A group of former El Paso Electric Company employees allege age discrimination, and say the company fired them to avoid having to pay full pension and health benefits. A lawsuit against the company seeking back wages and future pay lost, compensatory and punitive damages, and attorney fees was filed in mid-November.
In the lawsuit, nine former IT Department employees who lost their jobs Nov. 30, 2007, and who were between the ages of 50-58, argue that the company took steps aimed at getting rid of the department because the employees were "aging."
They allege age discrimination by "disparate impact," "disparate treatment," and retaliation, because after the employees filed age discrimination complaints the company would not place them in other positions that were available.
The company declined to comment on the pending litigation. It will file its response Monday.
John Wenke, the attorney for the plaintiffs, said businesses have a right to lay off employees.
"But there's a right way and a wrong way to implement layoffs, and the El Paso Electric Company has given a textbook example of what not to do," he said, citing the allegations in the lawsuit of comments made by supervisors regarding the employees' age, and requests by managers for printouts of employees' ages and retirement dates.
In addition, he said, shortly before the layoffs the company eliminated its "resource pool," where employees who lost their jobs would have priority for other openings within the company.
El Paso Electric followed a "rule of 85," under which employees were eligible to retire with full health and pension benefits once their age and years of service for the company added up to 85. Two of the nine litigants were less than a year from reaching that number.
The lawsuit notes that the company has "bridged the gap" for other former employees, alleging that former CEO Gary Hedrick, who did not qualify under the rule, was allowed to retire with full benefits.
The lawsuit also notes that the CEO at the time of the firings, Ershel Redd, "resigned abruptly" in February, 2008, and received a $1.4 million severance after nine months on the job.
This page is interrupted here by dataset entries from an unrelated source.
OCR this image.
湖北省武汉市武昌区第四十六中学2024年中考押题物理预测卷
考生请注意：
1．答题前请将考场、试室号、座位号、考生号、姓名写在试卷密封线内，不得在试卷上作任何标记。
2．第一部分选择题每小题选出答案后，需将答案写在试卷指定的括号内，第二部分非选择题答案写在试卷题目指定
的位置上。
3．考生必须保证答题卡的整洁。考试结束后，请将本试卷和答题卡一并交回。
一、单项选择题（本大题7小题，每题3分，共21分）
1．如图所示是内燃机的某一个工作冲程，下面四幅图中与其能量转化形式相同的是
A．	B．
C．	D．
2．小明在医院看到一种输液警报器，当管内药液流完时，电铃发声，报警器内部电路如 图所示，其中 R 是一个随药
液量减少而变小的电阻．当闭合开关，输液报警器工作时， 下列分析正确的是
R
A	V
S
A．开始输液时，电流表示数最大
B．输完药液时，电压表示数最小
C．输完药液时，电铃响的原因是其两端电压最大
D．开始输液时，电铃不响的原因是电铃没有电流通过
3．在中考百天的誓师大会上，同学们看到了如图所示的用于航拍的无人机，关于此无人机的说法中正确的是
The lawsuit alleges that Redd previously had referred to El Paso Electric employees as an "aging workforce" during a public shareholders meeting, and oversaw the outsourcing of IT operations, where the fired employees worked, under a two-year, $8 million contract with Houston-based Dyonyx.
In all, 34 people were fired from the IT department.
Wenke is suing on behalf of the employees under two legal theories:
-- Intentional discrimination, under which he will attempt to prove that the company got rid of the employees because of their age and to avoid the "rule of 85."
-- Disparate impact, under which he has only to show that the layoff had a disproportionate impact on a specific group of employees, in this case, those over 40. He said that of the 34 workers fired from the IT department, 33 were over the age of 40.